La filiation divine est la doctrine chrétienne selon laquelle Jésus-Christ est le Fils unique de Dieu par nature, et lorsque les chrétiens sont rachetés par Jésus, ils deviennent fils (et filles) de Dieu par adoption. En raison de ses racines bibliques, cette doctrine est détenue par la plupart des chrétiens [1] [2], mais l'expression «filiation divine» est principalement utilisée par les catholiques. Cette doctrine est également appelée filiation divine. La filiation divine se construit sur d'autres doctrines chrétiennes. Dans la doctrine de la Trinité, Dieu le Fils est la Parole éternelle prononcée par Dieu le Père. La doctrine de l'Incarnation enseigne qu'il y a environ 2000 ans, Dieu le Fils a pris une nature humaine, "s'est fait chair et a habité parmi nous" (Jean 1:14) en tant que Jésus de Nazareth.

La filiation divine est la doctrine chrétienne selon laquelle Jésus-Christ est le Fils unique de Dieu par nature, et lorsque les chrétiens sont rachetés par Jésus, ils deviennent fils (et filles) de Dieu par adoption. En raison de ses racines bibliques, cette doctrine est détenue par la plupart des chrétiens, mais l’expression «filiation divine» est principalement utilisée par les catholiques. Cette doctrine est également appelée filiation divine. La filiation divine se construit sur d’autres doctrines chrétiennes. Dans la doctrine de la Trinité, Dieu le Fils est la Parole éternelle prononcée par Dieu le Père. La doctrine de l’Incarnation enseigne qu’il y a environ 2000 ans, Dieu le Fils a pris une nature humaine, « s’est fait chair et a habité parmi nous » (Jn 1,14) en tant que Jésus de Nazareth.

La christologie de la filiation divine de Jésus a comme ultime fondement la conscience filiale de Jésus lui-même : c’est la principale source : de toute éternité , il est le fils de Dieu. Ce n’est qu »en se remémorant ce que Jésus avait dit de lui-même que nous sommes conduis à confesser Jésus comme fils de Dieu. La découverte de la profondeur de la filiation divine de Jésus ouvrit la voie à une nouvelle façon d’aborder le discours de la foi.

Jésus est de toute éternité le fils de Dieu. et que Dieu est de toute éternité e père de Jésus Christ. Le prologue de Jean est le point culminant de la réflexion christologique néo-testamentaire.  Verbe incarné, plein de grâce et de vérité est en sa personne l’apogée de la bonté aimante et de la fidélité de Dieu envers les hommes.

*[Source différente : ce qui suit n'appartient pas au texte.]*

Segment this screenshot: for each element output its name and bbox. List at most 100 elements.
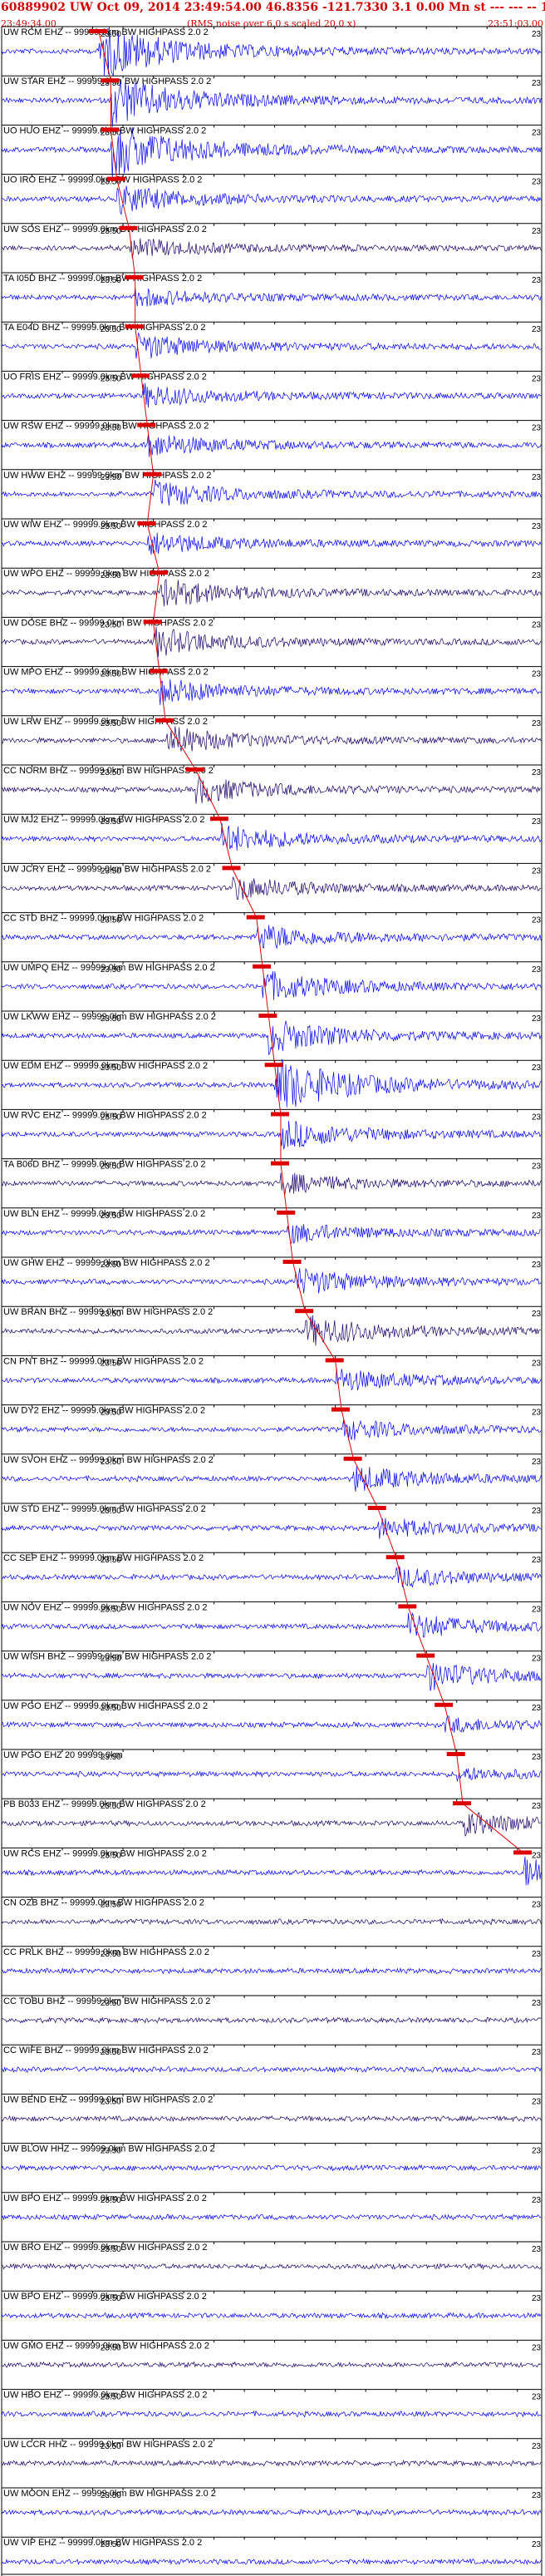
trace-waveform: [1, 1715, 542, 1733]
trace-waveform: [1, 2065, 542, 2074]
end-tick-label: 23: [532, 424, 542, 433]
pick-connector: [262, 966, 269, 1017]
trace-label: UW LRW EHZ -- 99999.0km BW HIGHPASS 2.0 …: [3, 717, 208, 727]
end-tick-label: 23: [532, 2442, 542, 2451]
trace-label: UW BLOW HHZ -- 99999.0km BW HIGHPASS 2.0…: [3, 2144, 215, 2154]
trace-label: UW WIW EHZ -- 99999.0km BW HIGHPASS 2.0 …: [3, 520, 208, 530]
trace-waveform: [1, 1917, 542, 1926]
pick-connector: [268, 1015, 276, 1066]
trace-label: UW BRAN BHZ -- 99999.0km BW HIGHPASS 2.0…: [3, 1307, 213, 1317]
end-tick-label: 23: [532, 1851, 542, 1860]
pick-marker: [264, 1063, 283, 1068]
end-tick-label: 23: [532, 2294, 542, 2303]
end-tick-label: 23: [532, 276, 542, 285]
trace-waveform: [1, 2361, 542, 2368]
end-tick-label: 23: [532, 1704, 542, 1713]
trace-label: UW PGO EHZ 20 99999.0km: [3, 1750, 123, 1760]
trace-label: UW VIP EHZ -- 99999.0km BW HIGHPASS 2.0 …: [3, 2538, 202, 2548]
trace-waveform: [1, 1120, 542, 1150]
pick-marker: [137, 422, 156, 427]
end-tick-label: 23: [532, 2048, 542, 2057]
trace-waveform: [1, 479, 542, 506]
end-tick-label: 23: [532, 2097, 542, 2106]
trace-label: UW BRO EHZ -- 99999.0km BW HIGHPASS 2.0 …: [3, 2243, 208, 2253]
trace-waveform: [1, 1315, 542, 1346]
trace-label: UW LCCR HHZ -- 99999.0km BW HIGHPASS 2.0…: [3, 2440, 213, 2450]
end-tick-label: 23: [532, 1409, 542, 1418]
trace-waveform: [1, 185, 542, 215]
trace-waveform: [1, 876, 542, 901]
trace-label: UO IRO EHZ -- 99999.0km BW HIGHPASS 2.0 …: [3, 175, 202, 185]
end-tick-label: 23: [532, 178, 542, 187]
trace-label: UW RVC EHZ -- 99999.0km BW HIGHPASS 2.0 …: [3, 1110, 207, 1120]
trace-label: UW WISH BHZ -- 99999.0km BW HIGHPASS 2.0…: [3, 1652, 211, 1662]
trace-label: UW SVOH EHZ -- 99999.0km BW HIGHPASS 2.0…: [3, 1455, 214, 1465]
end-tick-label: 23: [532, 1014, 542, 1024]
end-tick-label: 23: [532, 916, 542, 925]
trace-waveform: [1, 925, 542, 950]
trace-label: CN OZB BHZ -- 99999.0km BW HIGHPASS 2.0 …: [3, 1898, 204, 1908]
trace-waveform: [1, 970, 542, 1000]
end-tick-label: 23: [532, 1950, 542, 1959]
trace-label: UW MOON EHZ -- 99999.0km BW HIGHPASS 2.0…: [3, 2489, 216, 2499]
trace-label: CC TOBU BHZ -- 99999.0km BW HIGHPASS 2.0…: [3, 1996, 210, 2006]
trace-label: CC NORM BHZ -- 99999.0km BW HIGHPASS 2.0…: [3, 766, 214, 776]
trace-waveform: [1, 1517, 542, 1539]
pick-connector: [444, 1705, 458, 1755]
end-tick-label: 23: [532, 325, 542, 334]
trace-waveform: [1, 1419, 542, 1441]
end-tick-label: 23: [532, 571, 542, 580]
trace-waveform: [1, 1856, 542, 1886]
trace-waveform: [1, 1812, 542, 1837]
trace-waveform: [1, 1967, 542, 1975]
end-tick-label: 23: [532, 2196, 542, 2205]
trace-waveform: [1, 2558, 542, 2566]
end-tick-label: 23: [532, 1212, 542, 1221]
end-tick-label: 23: [532, 1556, 542, 1565]
trace-label: UW DY2 EHZ -- 99999.0km BW HIGHPASS 2.0 …: [3, 1406, 205, 1416]
trace-label: CN PNT BHZ -- 99999.0km BW HIGHPASS 2.0 …: [3, 1356, 204, 1366]
trace-waveform: [1, 1224, 542, 1245]
end-tick-label: 23: [532, 1063, 542, 1073]
trace-label: UW BLN EHZ -- 99999.0km BW HIGHPASS 2.0 …: [3, 1209, 205, 1219]
trace-waveform: [1, 1172, 542, 1196]
pick-marker: [125, 275, 144, 279]
trace-waveform: [1, 2459, 542, 2467]
pick-connector: [377, 1508, 397, 1558]
end-tick-label: 23: [532, 30, 542, 39]
end-tick-label: 23: [532, 79, 542, 88]
pick-marker: [143, 471, 162, 476]
trace-label: UO FRIS EHZ -- 99999.0km BW HIGHPASS 2.0…: [3, 372, 207, 382]
pick-marker: [88, 29, 107, 33]
trace-waveform: [1, 2410, 542, 2418]
trace-label: TA B06D BHZ -- 99999.0km BW HIGHPASS 2.0…: [3, 1160, 206, 1170]
pick-connector: [462, 1803, 524, 1853]
pick-marker: [137, 521, 156, 526]
trace-waveform: [1, 382, 542, 408]
trace-waveform: [1, 532, 542, 555]
trace-waveform: [1, 2213, 542, 2221]
end-tick-label: 23: [532, 1802, 542, 1811]
trace-label: UW MPO EHZ -- 99999.0km BW HIGHPASS 2.0 …: [3, 668, 209, 678]
end-tick-label: 23: [532, 1261, 542, 1270]
trace-label: UW NOV EHZ -- 99999.0km BW HIGHPASS 2.0 …: [3, 1602, 208, 1612]
trace-label: UW BEND EHZ -- 99999.0km BW HIGHPASS 2.0…: [3, 2095, 213, 2105]
pick-connector: [407, 1606, 427, 1656]
trace-label: CC PRLK BHZ -- 99999.0km BW HIGHPASS 2.0…: [3, 1947, 209, 1957]
end-tick-label: 23: [532, 670, 542, 679]
trace-waveform: [1, 238, 542, 259]
end-tick-label: 23: [532, 817, 542, 827]
trace-waveform: [1, 332, 542, 359]
trace-waveform: [1, 2164, 542, 2172]
end-tick-label: 23: [532, 374, 542, 383]
trace-label: UW HBO EHZ -- 99999.0km BW HIGHPASS 2.0 …: [3, 2391, 208, 2401]
pick-marker: [253, 964, 272, 969]
trace-label: CC STD BHZ -- 99999.0km BW HIGHPASS 2.0 …: [3, 914, 204, 924]
trace-waveform: [1, 1566, 542, 1588]
trace-waveform: [1, 1466, 542, 1492]
trace-waveform: [1, 434, 542, 457]
trace-label: UW SOS EHZ -- 99999.0km BW HIGHPASS 2.0 …: [3, 225, 207, 234]
end-tick-label: 23: [532, 1310, 542, 1319]
pick-connector: [146, 474, 155, 525]
pick-connector: [304, 1310, 336, 1361]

La christologie du Prologue de Jean est la réponse chrétienne concluante à la question : « Qui est Jésus ? «  , réponse qui fut élaborée au terme d’un long processus de réflexion christologique. Le Nouveau Testament se conclut par une christologie descendante  : elle part de l’existence éternelle du fils avec le Père et se poursuit par son incarnation jusqu’à son retour à la gloire de son  Père à travers son mystère pascal.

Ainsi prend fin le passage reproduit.